With television in its infancy, CBS and NBC fought their first all-out war for supremacy in 1953 to screen the pageantry to a post-war America still marveling at moving pictures synchronized to sound.

At the time, CBS News' Ron Cochrane reported from Boston's Logan International Airport. With transmission satellites a decade away, and Atlantic underwater cable too expensive, U.S. networks flew reels in from the U.K. Both CBS and NBC built new broadcast facilities and waited at Logan, because it was one hour closer to London than New York.

Coronation of Queen Elizabeth II
The scene inside Westminster Abbey during the coronation of Queen Elizabeth II, on June 2, 1953. Matt Green / Getty Images

While Americans waited to see the splendor and spectacle for themselves, CBS News' Bill Downs relayed news from the control tower as staff scanned the flight scope.  

CBS' plane landed at 4:12 p.m. Eastern time on June 2, 1953, to celebration, with NBC's plane some 45 minutes behind.
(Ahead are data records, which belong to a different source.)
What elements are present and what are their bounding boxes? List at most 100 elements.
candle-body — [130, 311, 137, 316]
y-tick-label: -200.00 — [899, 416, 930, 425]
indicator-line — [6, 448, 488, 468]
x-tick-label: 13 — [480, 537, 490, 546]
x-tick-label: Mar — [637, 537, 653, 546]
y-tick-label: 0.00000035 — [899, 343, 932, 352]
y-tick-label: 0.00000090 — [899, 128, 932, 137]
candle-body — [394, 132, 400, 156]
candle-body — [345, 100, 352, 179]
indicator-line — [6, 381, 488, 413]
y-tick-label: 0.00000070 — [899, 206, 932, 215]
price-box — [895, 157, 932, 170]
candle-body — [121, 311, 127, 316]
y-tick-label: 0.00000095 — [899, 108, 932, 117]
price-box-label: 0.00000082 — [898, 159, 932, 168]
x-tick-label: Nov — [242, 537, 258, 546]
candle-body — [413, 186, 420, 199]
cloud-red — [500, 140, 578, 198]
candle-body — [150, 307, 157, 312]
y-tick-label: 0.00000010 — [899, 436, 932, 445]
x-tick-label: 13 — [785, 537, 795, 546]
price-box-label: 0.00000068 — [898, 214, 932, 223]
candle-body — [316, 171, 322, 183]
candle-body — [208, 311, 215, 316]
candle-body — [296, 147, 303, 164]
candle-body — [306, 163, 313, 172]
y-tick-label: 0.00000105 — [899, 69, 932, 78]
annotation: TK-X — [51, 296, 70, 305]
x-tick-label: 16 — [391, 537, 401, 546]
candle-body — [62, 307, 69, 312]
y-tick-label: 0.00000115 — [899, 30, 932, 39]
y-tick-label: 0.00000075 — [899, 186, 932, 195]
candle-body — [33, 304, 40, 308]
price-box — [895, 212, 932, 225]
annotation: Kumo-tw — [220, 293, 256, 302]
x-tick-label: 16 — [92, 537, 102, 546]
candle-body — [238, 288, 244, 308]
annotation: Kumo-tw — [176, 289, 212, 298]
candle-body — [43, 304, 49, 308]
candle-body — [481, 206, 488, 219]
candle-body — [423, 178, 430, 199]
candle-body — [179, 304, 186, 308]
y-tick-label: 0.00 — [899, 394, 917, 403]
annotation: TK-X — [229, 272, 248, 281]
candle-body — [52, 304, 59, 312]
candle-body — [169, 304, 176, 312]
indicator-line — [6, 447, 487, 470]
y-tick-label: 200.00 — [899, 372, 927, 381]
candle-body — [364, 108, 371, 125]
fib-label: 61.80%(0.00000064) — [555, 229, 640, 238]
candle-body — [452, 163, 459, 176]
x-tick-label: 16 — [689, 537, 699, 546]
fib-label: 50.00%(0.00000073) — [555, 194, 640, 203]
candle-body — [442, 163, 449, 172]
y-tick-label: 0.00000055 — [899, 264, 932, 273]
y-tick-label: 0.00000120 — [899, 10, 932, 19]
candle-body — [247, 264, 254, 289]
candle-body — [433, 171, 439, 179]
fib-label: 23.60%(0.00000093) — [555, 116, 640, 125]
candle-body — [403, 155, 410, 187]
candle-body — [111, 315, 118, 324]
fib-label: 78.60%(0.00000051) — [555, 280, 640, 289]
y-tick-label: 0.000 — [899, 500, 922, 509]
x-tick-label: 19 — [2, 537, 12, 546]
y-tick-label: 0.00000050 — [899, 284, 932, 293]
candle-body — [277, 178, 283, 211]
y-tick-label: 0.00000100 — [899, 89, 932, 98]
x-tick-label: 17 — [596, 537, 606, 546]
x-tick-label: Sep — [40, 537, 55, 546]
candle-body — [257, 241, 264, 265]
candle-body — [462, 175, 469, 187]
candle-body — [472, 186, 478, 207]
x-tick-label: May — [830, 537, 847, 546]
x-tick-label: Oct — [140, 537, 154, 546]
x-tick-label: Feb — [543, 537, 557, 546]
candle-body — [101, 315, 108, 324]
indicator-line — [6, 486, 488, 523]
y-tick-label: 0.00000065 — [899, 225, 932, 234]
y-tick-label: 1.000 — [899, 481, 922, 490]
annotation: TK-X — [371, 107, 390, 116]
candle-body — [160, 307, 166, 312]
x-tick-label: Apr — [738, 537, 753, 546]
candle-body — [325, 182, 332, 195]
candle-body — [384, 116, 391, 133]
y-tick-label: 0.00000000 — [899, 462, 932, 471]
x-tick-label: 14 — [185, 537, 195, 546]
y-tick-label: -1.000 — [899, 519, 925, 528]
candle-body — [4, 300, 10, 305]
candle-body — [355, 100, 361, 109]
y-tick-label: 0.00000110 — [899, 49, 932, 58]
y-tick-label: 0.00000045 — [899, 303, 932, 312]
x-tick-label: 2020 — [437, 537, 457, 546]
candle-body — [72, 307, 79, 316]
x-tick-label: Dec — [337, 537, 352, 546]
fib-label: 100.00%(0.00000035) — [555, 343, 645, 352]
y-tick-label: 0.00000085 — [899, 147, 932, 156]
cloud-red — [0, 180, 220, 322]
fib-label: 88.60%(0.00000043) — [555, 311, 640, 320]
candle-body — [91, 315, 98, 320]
However, it was not a clear victory. NBC, realizing it would lose the flight race to CBS, made a last-minute deal with ABC. Younger and smaller at the time, ABC piggybacked off Canada's coverage on the CBC.

By the time CBS engineers fed their own reel to go to air, it was too late. NBC, thanks to ABC and the Canadians, had beaten CBS by 13 minutes.

However, years later, Walter Cronkite shared a secret story of a mix-up. The first reel CBS chose turned out to be the wrong one. But, it let CBS say that it had showed America the actual coronation first because NBC had started its own broadcast from the very beginning of the ceremony.

And, as Cronkite would say, "that's the way it is."